George Goldney returned to England and the building was sold to Henry Mytton on 12 September 1865 for £1,400. Later that year, Mytton commissioned a substantial southern extension for the building from Mountfort and Bury, who by then were business partners. This turned Chippenham Lodge into a house with ten rooms. The plainer design suggests that Bury carried out the commission. Mytton was born in 1840 in Garth, Glamorgan, Wales, the son of the judge R. H. Mytton, and he worked in Christchurch as a merchant and commission agent. Mytton's business failed in 1867, his household effects were sold, and he left New Zealand for England on the Mermaid in the following year.

The lawyer Thomas Joynt occupied the building for some time before it was sold in 1875 to John Thomas Peacock, who owned the neighbouring Hawkesbury house. Peacock had previously represented the electorate in the House of Representatives, and at the time of the purchase was a member of the Legislative Council and the Canterbury Provincial Council.
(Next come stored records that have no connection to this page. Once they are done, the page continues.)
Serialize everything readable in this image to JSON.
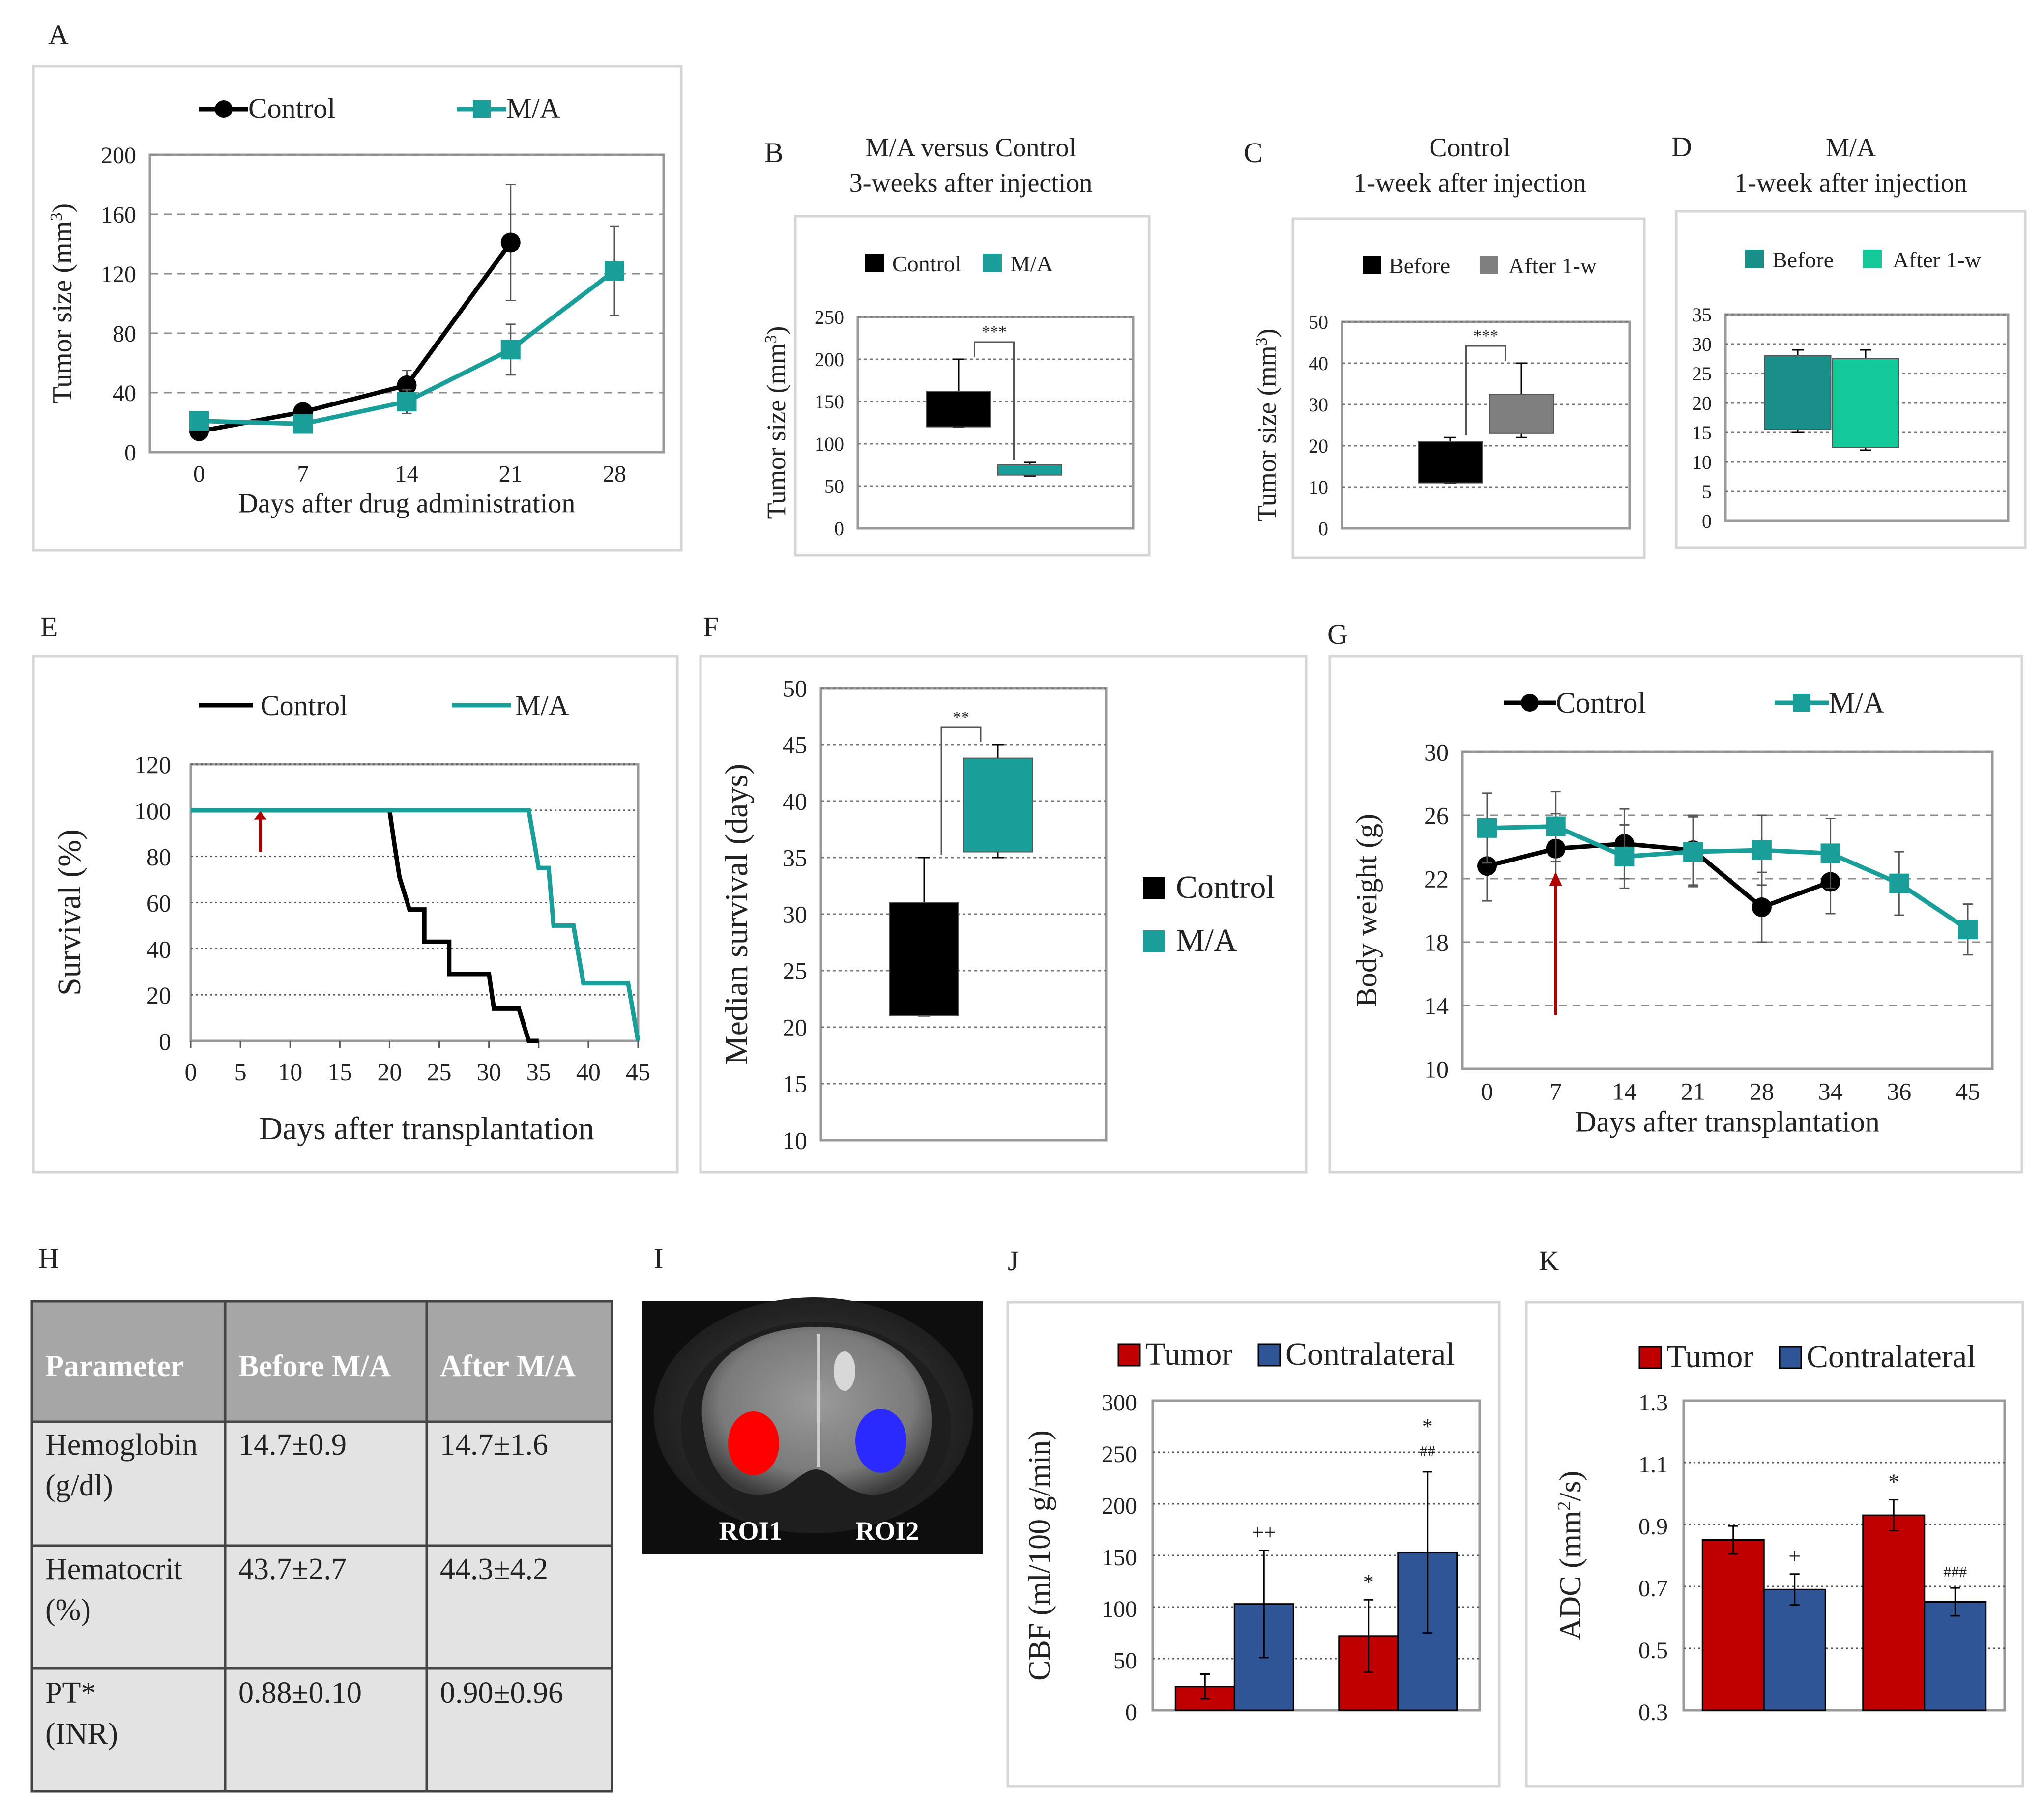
{
  "colors": {
    "control": "#000000",
    "ma": "#1a9e9a",
    "ma_light": "#13c99a",
    "grey": "#7f7f7f",
    "tumor": "#c00000",
    "contralateral": "#2f5597",
    "arrow": "#b00000",
    "table_header": "#a6a6a6",
    "table_cell": "#e3e3e3"
  },
  "panels": {
    "A": {
      "letter": "A",
      "legend": [
        "Control",
        "M/A"
      ]
    },
    "B": {
      "letter": "B",
      "title_line1": "M/A versus Control",
      "title_line2": "3-weeks after injection",
      "legend": [
        "Control",
        "M/A"
      ]
    },
    "C": {
      "letter": "C",
      "title_line1": "Control",
      "title_line2": "1-week after injection",
      "legend": [
        "Before",
        "After 1-w"
      ]
    },
    "D": {
      "letter": "D",
      "title_line1": "M/A",
      "title_line2": "1-week after injection",
      "legend": [
        "Before",
        "After 1-w"
      ]
    },
    "E": {
      "letter": "E",
      "legend": [
        "Control",
        "M/A"
      ]
    },
    "F": {
      "letter": "F",
      "legend": [
        "Control",
        "M/A"
      ]
    },
    "G": {
      "letter": "G",
      "legend": [
        "Control",
        "M/A"
      ]
    },
    "H": {
      "letter": "H"
    },
    "I": {
      "letter": "I",
      "roi1": "ROI1",
      "roi2": "ROI2"
    },
    "J": {
      "letter": "J",
      "legend": [
        "Tumor",
        "Contralateral"
      ]
    },
    "K": {
      "letter": "K",
      "legend": [
        "Tumor",
        "Contralateral"
      ]
    }
  },
  "chart_data": [
    {
      "id": "A",
      "type": "line",
      "xlabel": "Days after drug administration",
      "ylabel": "Tumor size (mm³)",
      "x": [
        0,
        7,
        14,
        21,
        28
      ],
      "xticks": [
        "0",
        "7",
        "14",
        "21",
        "28"
      ],
      "ylim": [
        0,
        200
      ],
      "yticks": [
        0,
        40,
        80,
        120,
        160,
        200
      ],
      "series": [
        {
          "name": "Control",
          "x": [
            0,
            7,
            14,
            21
          ],
          "values": [
            14,
            27,
            45,
            141
          ],
          "err": [
            0,
            0,
            10,
            39
          ]
        },
        {
          "name": "M/A",
          "x": [
            0,
            7,
            14,
            21,
            28
          ],
          "values": [
            21,
            19,
            34,
            69,
            122
          ],
          "err": [
            0,
            0,
            8,
            17,
            30
          ]
        }
      ]
    },
    {
      "id": "B",
      "type": "box",
      "ylabel": "Tumor size (mm³)",
      "ylim": [
        0,
        250
      ],
      "yticks": [
        0,
        50,
        100,
        150,
        200,
        250
      ],
      "significance": "***",
      "boxes": [
        {
          "name": "Control",
          "min": 120,
          "q1": 120,
          "q3": 162,
          "max": 200
        },
        {
          "name": "M/A",
          "min": 62,
          "q1": 63,
          "q3": 75,
          "max": 78
        }
      ]
    },
    {
      "id": "C",
      "type": "box",
      "ylabel": "Tumor size (mm³)",
      "ylim": [
        0,
        50
      ],
      "yticks": [
        0,
        10,
        20,
        30,
        40,
        50
      ],
      "significance": "***",
      "boxes": [
        {
          "name": "Before",
          "min": 11,
          "q1": 11,
          "q3": 21,
          "max": 22
        },
        {
          "name": "After 1-w",
          "min": 22,
          "q1": 23,
          "q3": 32.5,
          "max": 40
        }
      ]
    },
    {
      "id": "D",
      "type": "box",
      "ylim": [
        0,
        35
      ],
      "yticks": [
        0,
        5,
        10,
        15,
        20,
        25,
        30,
        35
      ],
      "boxes": [
        {
          "name": "Before",
          "min": 15,
          "q1": 15.5,
          "q3": 28,
          "max": 29
        },
        {
          "name": "After 1-w",
          "min": 12,
          "q1": 12.5,
          "q3": 27.5,
          "max": 29
        }
      ]
    },
    {
      "id": "E",
      "type": "step",
      "xlabel": "Days after transplantation",
      "ylabel": "Survival (%)",
      "xlim": [
        0,
        45
      ],
      "xticks": [
        0,
        5,
        10,
        15,
        20,
        25,
        30,
        35,
        40,
        45
      ],
      "ylim": [
        0,
        120
      ],
      "yticks": [
        0,
        20,
        40,
        60,
        80,
        100,
        120
      ],
      "arrow_day": 7,
      "series": [
        {
          "name": "Control",
          "points": [
            [
              0,
              100
            ],
            [
              20,
              100
            ],
            [
              20.5,
              85
            ],
            [
              21,
              71
            ],
            [
              22,
              57
            ],
            [
              23.5,
              57
            ],
            [
              23.5,
              43
            ],
            [
              26,
              43
            ],
            [
              26,
              29
            ],
            [
              30,
              29
            ],
            [
              30.5,
              14
            ],
            [
              32,
              14
            ],
            [
              33,
              14
            ],
            [
              34,
              0
            ],
            [
              35,
              0
            ]
          ]
        },
        {
          "name": "M/A",
          "points": [
            [
              0,
              100
            ],
            [
              34,
              100
            ],
            [
              35,
              75
            ],
            [
              36,
              75
            ],
            [
              36.5,
              50
            ],
            [
              38.5,
              50
            ],
            [
              39.5,
              25
            ],
            [
              44,
              25
            ],
            [
              45,
              0
            ]
          ]
        }
      ]
    },
    {
      "id": "F",
      "type": "box",
      "ylabel": "Median survival (days)",
      "ylim": [
        10,
        50
      ],
      "yticks": [
        10,
        15,
        20,
        25,
        30,
        35,
        40,
        45,
        50
      ],
      "significance": "**",
      "boxes": [
        {
          "name": "Control",
          "min": 21,
          "q1": 21,
          "q3": 31,
          "max": 35
        },
        {
          "name": "M/A",
          "min": 35,
          "q1": 35.5,
          "q3": 43.8,
          "max": 45
        }
      ]
    },
    {
      "id": "G",
      "type": "line",
      "xlabel": "Days after transplantation",
      "ylabel": "Body weight (g)",
      "xticks": [
        "0",
        "7",
        "14",
        "21",
        "28",
        "34",
        "36",
        "45"
      ],
      "ylim": [
        10,
        30
      ],
      "yticks": [
        10,
        14,
        18,
        22,
        26,
        30
      ],
      "arrow_index": 1,
      "series": [
        {
          "name": "Control",
          "idx": [
            0,
            1,
            2,
            3,
            4,
            5
          ],
          "values": [
            22.8,
            23.9,
            24.2,
            23.8,
            20.2,
            21.8
          ],
          "err": [
            2.2,
            2.2,
            2.2,
            2.2,
            2.2,
            2.0
          ]
        },
        {
          "name": "M/A",
          "idx": [
            0,
            1,
            2,
            3,
            4,
            5,
            6,
            7
          ],
          "values": [
            25.2,
            25.3,
            23.4,
            23.7,
            23.8,
            23.6,
            21.7,
            18.8
          ],
          "err": [
            2.2,
            2.2,
            2.0,
            2.2,
            2.2,
            2.2,
            2.0,
            1.6
          ]
        }
      ]
    },
    {
      "id": "J",
      "type": "bar",
      "ylabel": "CBF (ml/100 g/min)",
      "ylim": [
        0,
        300
      ],
      "yticks": [
        0,
        50,
        100,
        150,
        200,
        250,
        300
      ],
      "groups": 2,
      "series": [
        {
          "name": "Tumor",
          "values": [
            23,
            72
          ],
          "err": [
            12,
            35
          ]
        },
        {
          "name": "Contralateral",
          "values": [
            103,
            153
          ],
          "err": [
            52,
            78
          ]
        }
      ],
      "annotations": [
        {
          "group": 0,
          "series": 1,
          "text": "++"
        },
        {
          "group": 1,
          "series": 0,
          "text": "*"
        },
        {
          "group": 1,
          "series": 1,
          "text": "*",
          "text2": "##"
        }
      ]
    },
    {
      "id": "K",
      "type": "bar",
      "ylabel": "ADC (mm²/s)",
      "ylim": [
        0.3,
        1.3
      ],
      "yticks": [
        0.3,
        0.5,
        0.7,
        0.9,
        1.1,
        1.3
      ],
      "groups": 2,
      "series": [
        {
          "name": "Tumor",
          "values": [
            0.85,
            0.93
          ],
          "err": [
            0.045,
            0.05
          ]
        },
        {
          "name": "Contralateral",
          "values": [
            0.69,
            0.65
          ],
          "err": [
            0.05,
            0.045
          ]
        }
      ],
      "annotations": [
        {
          "group": 0,
          "series": 1,
          "text": "+"
        },
        {
          "group": 1,
          "series": 0,
          "text": "*"
        },
        {
          "group": 1,
          "series": 1,
          "text": "###"
        }
      ]
    }
  ],
  "table": {
    "headers": [
      "Parameter",
      "Before M/A",
      "After M/A"
    ],
    "rows": [
      {
        "param1": "Hemoglobin",
        "param2": "(g/dl)",
        "before": "14.7±0.9",
        "after": "14.7±1.6"
      },
      {
        "param1": "Hematocrit",
        "param2": "(%)",
        "before": "43.7±2.7",
        "after": "44.3±4.2"
      },
      {
        "param1": "PT*",
        "param2": "(INR)",
        "before": "0.88±0.10",
        "after": "0.90±0.96"
      }
    ]
  }
}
Peacock transferred the house in the same year to his brother-in-law, John Evans Brown, who moved in with his wife (Peacock's sister) and children. Brown sometimes referred to his home as simply 'The Lodge'. While living there, Brown lost his eldest son aged 16 in February 1877, and four days later, an infant son also died. His wife died at Chippenham aged 42 years in February 1880; all three are buried at Barbadoes Street Cemetery. Brown moved to the nearby Amwell after his wife's death, but the house remained in his estate. Brown remarried in late 1883 and then emigrated to America in August 1884. They went to Asheville in North Carolina, where he died on 9 July 1895. While Brown had lived at Chippenham Lodge, he represented the electorate in the House of Representatives.

Walter Joseph Moore bought Chippenham Lodge from the Brown estate in 1902. Moore, who was an accountant and estate agent, undertook some subdivision. In 1924, the property was sold to the surgeon Hugh Acland, who kept subdivided some more land and kept the house until his death in 1961.

After Acland, there were two more owners prior to the current owner, the Heartwood Community Incorporated, which bought the house in 1971. This commune was active in social and political issues. Many prominent organisations held their first meeting at Chippenham or were founded there, including HART (Halt All Racist Tours), Greenpeace Aotearoa New Zealand, and Women's Refuge. Christchurch Women's Refuge, which was started in a house next door to Chippenham Lodge, celebrated its 40th birthday in May 2013. At its peak as a commune, 20 people were living in the building, including Marian Hobbs, who would later become a cabinet minister in the Fifth Labour Government.

Chippenham Lodge was significantly damaged in the February 2011 Christchurch earthquake. As it will have to be "virtually rebuilt" anyway and is hidden at the end of a long drive, the current owners have proposed to relocate it to the edge of the Christchurch Botanic Gardens in Hagley Park to make it accessible to the public.

==Heritage listing==
Chippenham Lodge was originally registered as a heritage building by Heritage New Zealand with registration number 1846 classified as C, as shown in the 1988 publication Historic Buildings of Canterbury and South Canterbury. With the change of the classification system, the building later became a Category II listing. Following an audit of the heritage register in 2003, there were some deficient registrations identified by the Historic Places Trust that had to go through the registration process again; mostly in cases where a valid board minute could not be found upon audit. As such, the date of registration is shown as 25 June 2004 when it had already been listed prior to 1988.